Utilising Macquarie's internal mobility opportunities, James Tilney has moved roles three times in as many years. Now working as a power trader, he is part of a team trading over a billion megawatts of power and gas each year in Europe.
In 2016, Macquarie approached James Tilney and asked him to join its Futures team within the Commodities and Global Markets group. James was working as an analyst at a small investment management company, which focused on systematic trading strategies in the global futures markets trading futures and London Metal Exchange products. While he enjoyed what he was already doing, James was drawn to Macquarie's global scale and the opportunities it could present to broaden his experience.

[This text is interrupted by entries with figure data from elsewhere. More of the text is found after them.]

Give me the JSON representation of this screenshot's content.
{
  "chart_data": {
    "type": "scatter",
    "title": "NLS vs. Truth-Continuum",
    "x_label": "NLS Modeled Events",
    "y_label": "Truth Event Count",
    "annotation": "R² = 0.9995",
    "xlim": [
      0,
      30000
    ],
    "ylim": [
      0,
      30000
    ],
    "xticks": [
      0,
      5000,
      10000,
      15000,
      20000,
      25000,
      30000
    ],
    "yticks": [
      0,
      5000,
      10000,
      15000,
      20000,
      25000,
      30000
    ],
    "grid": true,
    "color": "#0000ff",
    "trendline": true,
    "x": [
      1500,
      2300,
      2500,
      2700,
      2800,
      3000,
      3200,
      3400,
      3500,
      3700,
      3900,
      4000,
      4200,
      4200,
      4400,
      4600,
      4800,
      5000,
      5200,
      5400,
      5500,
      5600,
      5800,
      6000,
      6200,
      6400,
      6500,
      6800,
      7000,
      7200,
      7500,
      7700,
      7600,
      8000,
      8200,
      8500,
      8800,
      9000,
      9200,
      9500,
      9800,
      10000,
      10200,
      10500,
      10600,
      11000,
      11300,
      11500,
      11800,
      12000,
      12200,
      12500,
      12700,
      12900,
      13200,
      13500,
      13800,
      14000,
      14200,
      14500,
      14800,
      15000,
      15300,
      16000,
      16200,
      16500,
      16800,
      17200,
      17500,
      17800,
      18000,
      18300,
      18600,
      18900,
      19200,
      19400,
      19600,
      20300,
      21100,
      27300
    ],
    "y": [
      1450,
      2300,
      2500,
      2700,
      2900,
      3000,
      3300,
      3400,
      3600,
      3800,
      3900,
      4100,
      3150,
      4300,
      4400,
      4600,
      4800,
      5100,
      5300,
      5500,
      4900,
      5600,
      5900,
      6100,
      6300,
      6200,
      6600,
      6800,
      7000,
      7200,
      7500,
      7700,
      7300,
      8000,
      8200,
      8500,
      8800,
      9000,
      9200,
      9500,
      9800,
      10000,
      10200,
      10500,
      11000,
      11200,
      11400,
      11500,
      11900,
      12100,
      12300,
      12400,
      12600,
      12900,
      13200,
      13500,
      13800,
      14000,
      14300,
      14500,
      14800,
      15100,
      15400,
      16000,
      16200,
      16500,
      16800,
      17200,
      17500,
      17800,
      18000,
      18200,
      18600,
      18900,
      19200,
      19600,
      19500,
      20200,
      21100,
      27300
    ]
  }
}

James' first role at Macquarie was in the Business Solutions team within the Futures division. The role included managing new initiatives such as exchange memberships, new products and assisting with client requests.
"My main role in the Futures business was supporting the clearing sales team by implementing various initiatives. This involved understanding and improving our internal technology capability to be able to expand our client market offerings as well as assist with various client issues."
The clients James helped included commodity producers who need to hedge their products, like metal refiners selling their outputs and consumer groups buying sugar for their confectionery goods. He spent 15 months in the Futures team before applying for a role in the Power and Gas Operations team.
"Moving from a futures role to the Power and Gas Operations team isn't a step people typically make," says James.
That’s one of the great things about Macquarie – the possibility to put your hand up for new opportunities in new areas and then have the ability to move into them to further drive your career."
Unlike any of his previous jobs, James' new role meant he was dealing with a physical market.
"Some clients trade futures but won't ever take delivery of the product," James says. “The Power and Gas Operations team is able to cater to clients who plan to provide physical delivery or receive it to use for either themselves or their customers."
James' role in the team included managing and optimising a client’s power station portfolio. Given Macquarie’s market access, the role involved selling electricity generated by the power stations directly onto the National Grid network. It’s a real-time 24/7 role looking at the price of power, gas and carbon to directly manage the power stations’ generation to enhance their efficiency and profitability.
In 2019, James once again made the most of Macquarie’s internal mobility opportunities and moved into his third role in as many years, as a Power Trader in the EMEA Gas and Power Trading team.
Here, he draws on his knowledge and experience to assist clients hedge their positions.
"I've gone from managing and optimising specific assets to assisting Macquarie’s various clients," James explains. "They may be looking to either buy or sell electricity and as part of my analysis and research I can provide a price." The role involves detailed analysis on everything from seasonal temperatures, demand profiles, and forecasts on the UK's renewable generation. James trades with various counterparties, including renewable electricity generators such as wind, solar and biomass to the more traditional gas and nuclear power generators.
We have a diverse team in our commodities business, with people from a range of backgrounds."
"We have logistical experts to help move commodities from where they are produced to where they are consumed, we have meteorologists who forecast weather patterns that can impact commodity prices, as well as use Data Scientists and Quantitative Analysts who are able to assist with interpreting large amounts of data that we receive daily."
James enjoys the challenge of dealing with the complexities within the UK's evolving power market, as well as the opportunity to provide specific solutions for Macquarie's clients.
He says a lot of his job involves looking at the bigger picture of what the overall system is doing.
"We try to understand how the different generators are going to run," James says. "Will government legislation encourage or discourage the use of particular energy sources? Are prices sufficiently high to justify building new biomass units? On the demand side, what, for example, will happen if the popularity of electric cars grows and when will people charge them? The wind doesn't always blow when demand is greatest."
James has enjoyed the global nature of his work to date, as well as the responsibilities given to him. "Macquarie has had some excellent opportunities available that I've been fortunate to make the most of," James says.
"I’ve been given a lot of responsibility within the different teams here and built some truly great relationships. People on the desk here, and the organisation more broadly, have real insights on the market which you can learn a lot from."